During the whole study period, each sampling reach is monitored using a photo-trap. This device records animal movements when they cross the ‘field’ of the camera, allowing their identification from the recordings later on. To do so, a device should be placed in a nearby tree, so it can cover a maximum of the riverbed, including when dry. The frequency of downloading the images recorded is device-dependent, so this is up to each participant. For more information, see Findlay et al. 2017. After the study period send to the core team of the 1000IRP project the list of animals recorded along with information on number of individuals and in which phase and time the animals appeared.

Tracks:

For each phase, identify 2 habitat types: dry riverbed and riparian zone habitats, separated from each other by approximately 100 m. In each habitat, select 3 stations each comprising 1 circle of 0.7 m in diameter, which will be covered with a 2-5 mm layer of smoothed white marble or fine sand dust. Try to place one station in the range of the phototrap installed (see 5.7). In case of rain, the layer may need to be reset. Stations are checked every 2 days to observe the tracks of terrestrial vertebrates (optimum would be 5 visits per station).
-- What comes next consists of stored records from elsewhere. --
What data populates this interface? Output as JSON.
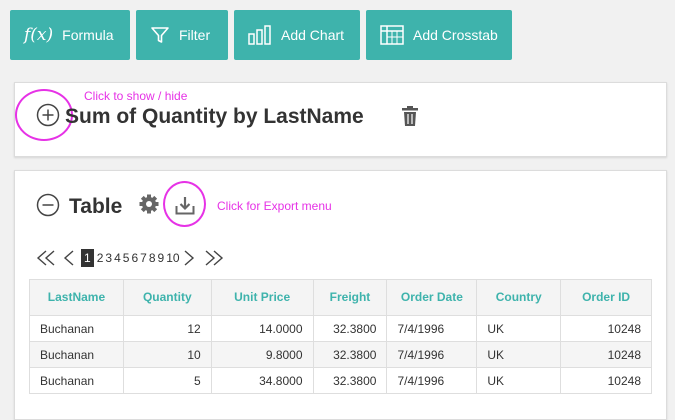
{
  "toolbar": {
    "formula_icon": "f(x)",
    "formula_label": "Formula",
    "filter_label": "Filter",
    "add_chart_label": "Add Chart",
    "add_crosstab_label": "Add Crosstab"
  },
  "summary_panel": {
    "title": "Sum of Quantity by LastName",
    "annotation": "Click to show / hide",
    "toggle_icon": "plus-circle-icon",
    "delete_icon": "trash-icon"
  },
  "table_panel": {
    "title": "Table",
    "annotation": "Click for Export menu",
    "toggle_icon": "minus-circle-icon",
    "settings_icon": "gear-icon",
    "export_icon": "download-icon"
  },
  "pager": {
    "active_page": "1",
    "pages": [
      "2",
      "3",
      "4",
      "5",
      "6",
      "7",
      "8",
      "9",
      "10"
    ]
  },
  "table": {
    "headers": [
      "LastName",
      "Quantity",
      "Unit Price",
      "Freight",
      "Order Date",
      "Country",
      "Order ID"
    ],
    "rows": [
      [
        "Buchanan",
        "12",
        "14.0000",
        "32.3800",
        "7/4/1996",
        "UK",
        "10248"
      ],
      [
        "Buchanan",
        "10",
        "9.8000",
        "32.3800",
        "7/4/1996",
        "UK",
        "10248"
      ],
      [
        "Buchanan",
        "5",
        "34.8000",
        "32.3800",
        "7/4/1996",
        "UK",
        "10248"
      ]
    ]
  },
  "colors": {
    "accent": "#3eb3ac",
    "annotation": "#e632e6",
    "title": "#333333"
  }
}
After documenting the number and the direction of tracks, the dust surface is resmoothed.

To document tracks:

-take photos

-note the direction of the tracks: upstream, downstream, perpendicular to the river on the right, perpendicular to the river on the left, no clear direction

-classify the animal according to its taxonomic group: micromammals (Orders Rodentia and Insectivora), lagomorphs (Order Lagomorpha), marsupials (Diprotodontia),  carnivores (Order Carnivora), ungulates (Order Artiodactyla), reptiles (Class Reptilia), and birds (Class Aves)

– use the latin name for the species/genus, whenever possible.

For more information, see Sánchez-Montoya et al. 2016. After the study period, send the list of animal tracks identified to the core team of the 1000IRP project, along with information on number of individuals and in which phase tracks were recorded.